Hope this is ok here. This seems to be the place with the real hardware experts. As some of you may recall, I've been trying to get a 44 pin IDE SSD module working on a retro IDE interface. The SSD datasheet is here: https://www.alldatasheet.com/datasheet-pdf/pdf/330168/TRANSCEND/TS128MDOM44H-S.html
I tried using a standard 44 to 40 adapter but things act weird. An AMI BIOS 286 detected phantom COM ports and the floppy change line didn't work, and a 486 using MR BIOS wouldn't even POST, complaining about a DMA failure. I discovered this SSD likes to drive its data lines when the /IORD is asserted even without a chip select asserted, so it stomps on everything else.
Now, this is occurring on systems that use a super I/O card based on a Holtek HT6550A. These cards don't appear to be very old relative to IDE (I think from about 1995), but they don't do much for IDE other than decode the two IDE chip selects. The schematic in the datasheet seems to be pretty close to the actual card implementation. These cards do not use bus transceivers or buffering and instead connect the data lines, A0-A2, /IORD, /IOWR, etc. directly to the ISA bus, hence the reason the SSD can screw things up. This doesn't occur on a 386 and 586 with an integrated IDE port and 74x245 parts near the port. I think this tells me there isn't a fundamental incompatibility working on old systems, considering the 386 is a 1992 Compaq (and the 4GB SSD works with the Compaq's original BIOS!).

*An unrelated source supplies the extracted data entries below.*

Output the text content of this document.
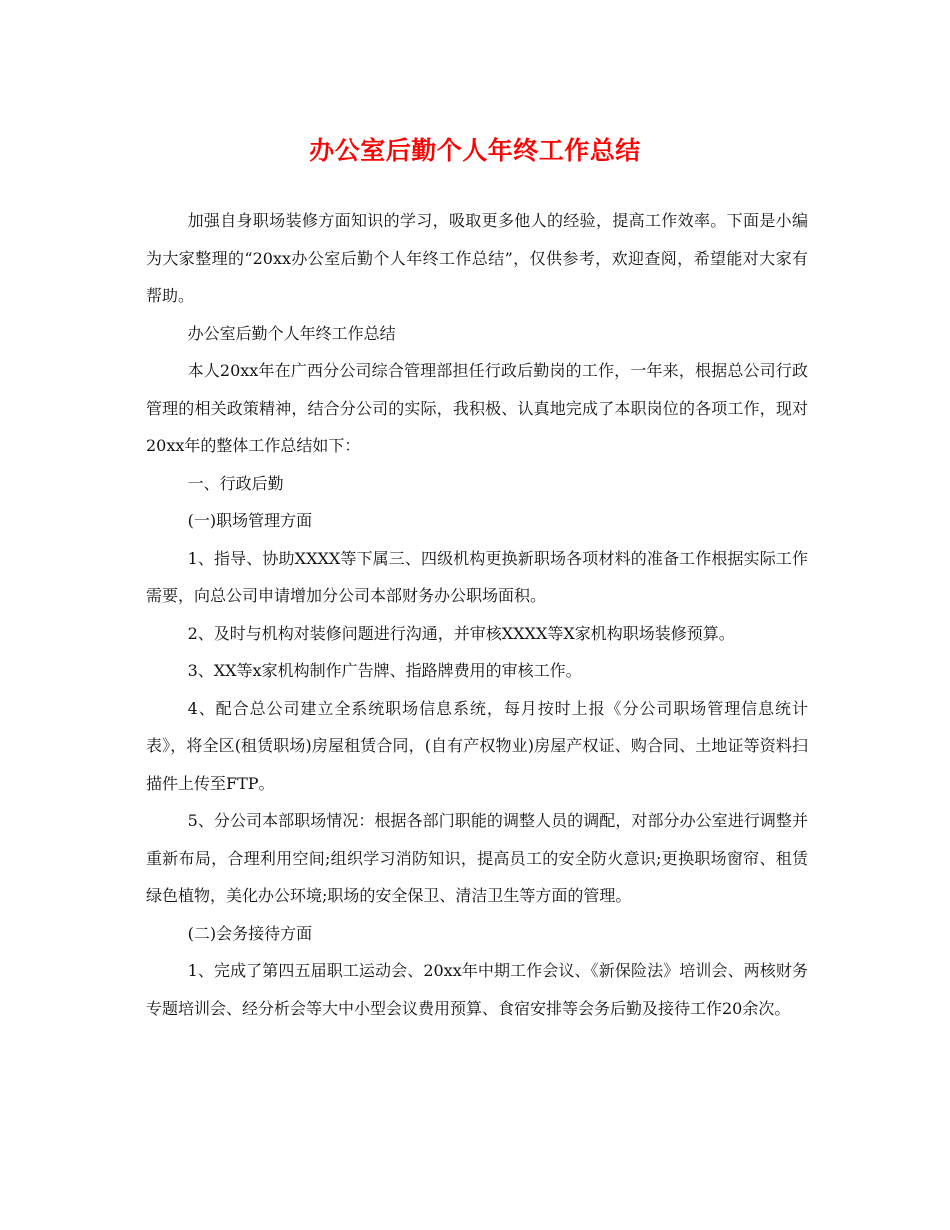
办公室后勤个人年终工作总结

加强自身职场装修方面知识的学习，吸取更多他人的经验，提高工作效率。下面是小编为大家整理的“20xx办公室后勤个人年终工作总结”，仅供参考，欢迎查阅，希望能对大家有帮助。

办公室后勤个人年终工作总结

本人20xx年在广西分公司综合管理部担任行政后勤岗的工作，一年来，根据总公司行政管理的相关政策精神，结合分公司的实际，我积极、认真地完成了本职岗位的各项工作，现对20xx年的整体工作总结如下：

一、行政后勤

(一)职场管理方面

1、指导、协助XXXX等下属三、四级机构更换新职场各项材料的准备工作根据实际工作需要，向总公司申请增加分公司本部财务办公职场面积。

2、及时与机构对装修问题进行沟通，并审核XXXX等X家机构职场装修预算。

3、XX等x家机构制作广告牌、指路牌费用的审核工作。

4、配合总公司建立全系统职场信息系统，每月按时上报《分公司职场管理信息统计表》，将全区(租赁职场)房屋租赁合同，(自有产权物业)房屋产权证、购合同、土地证等资料扫描件上传至FTP。

5、分公司本部职场情况：根据各部门职能的调整人员的调配，对部分办公室进行调整并重新布局，合理利用空间;组织学习消防知识，提高员工的安全防火意识;更换职场窗帘、租赁绿色植物，美化办公环境;职场的安全保卫、清洁卫生等方面的管理。

(二)会务接待方面

1、完成了第四五届职工运动会、20xx年中期工作会议、《新保险法》培训会、两核财务专题培训会、经分析会等大中小型会议费用预算、食宿安排等会务后勤及接待工作20余次。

As I have a quantity of these SSDs and several old computers to use them in, I began work on a custom PCB that would add bus transceivers and hopefully fix the problem, and also be a nice compact adapter.
It's intended to be roughly the size of a credit card and plug directly into an IDE port, providing a place to plug in the SSD, and also a 40 pin header for a slave device. Power will be from a regular power supply drive connector. The GAL code is below. I have used extra pins to buffer signals from the ISA bus and also so I have access to those should I need to include those in the logic later. It's nice to know I can change the logic at any time.
/* *************** INPUT PINS *********************/ PIN 2 = IOWR; /* */ PIN 3 = IORD; /* */ PIN 4 = IO16; /* */ PIN 5 = A1; /* */ PIN 6 = A2; /* */ PIN 7 = A0; /* */ PIN 8 = CS1; /* */ PIN 9 = CS0; /* */ /* *************** OUTPUT PINS *********************/ PIN 12 = BUF_A0; /* */ PIN 13 = BUF_A2; /* */ PIN 14 = BUF_A1; /* */ PIN 15 = BUF_IOWR; /* */ PIN 16 = BUF_IORD; /* */ PIN 17 = IDEHI; /* */ PIN 18 = IDE3F7; /* */ PIN 19 = IDELO; /* */ !IDELO = !CS0 & !IORD # !CS0 & !IOWR # !CS1 & !IORD & !A0 & A1 & A2 # !CS1 & !IOWR & !A0 & A1 & A2; !IDEHI = !CS0 & !IORD & !IO16 # !CS0 & !IOWR & !IO16; !IDE3F7 = !CS1 & !IORD & A0 & A1 & A2; BUF_A0 = A0; BUF_A1 = A1; BUF_A2 = A2; BUF_IOWR = IOWR; BUF_IORD = IORD;
I have breadboarded this (solderless breadboard), but the results are very inconsistent. The Compaq 386 is perfectly happy accessing the SSD through it. The 286 (with XT-IDE) and 486 are pickier. I have changed things on the breadboard over time, including going from discrete logic to the GAL and trying 74HC and 74F parts, but right now it consistently detects the drive on POST, but won't get further than "Starting MS-DOS". I can boot from a floppy and access C: with no issue, although drive corruption occurs very frequently. I can always partition and format it without error. If I can somehow get it to boot from the SSD, it freezes when running any .bat file (weird....weird).
My thought is the breadboarded circuit is bad enough from a signal quality standpoint and I need to move to trying this on a PCB.
Any thoughts on the circuit design (or anything else)? It seems fairly straightforward and low-risk. This will go on a 4 layer board with power and ground planes.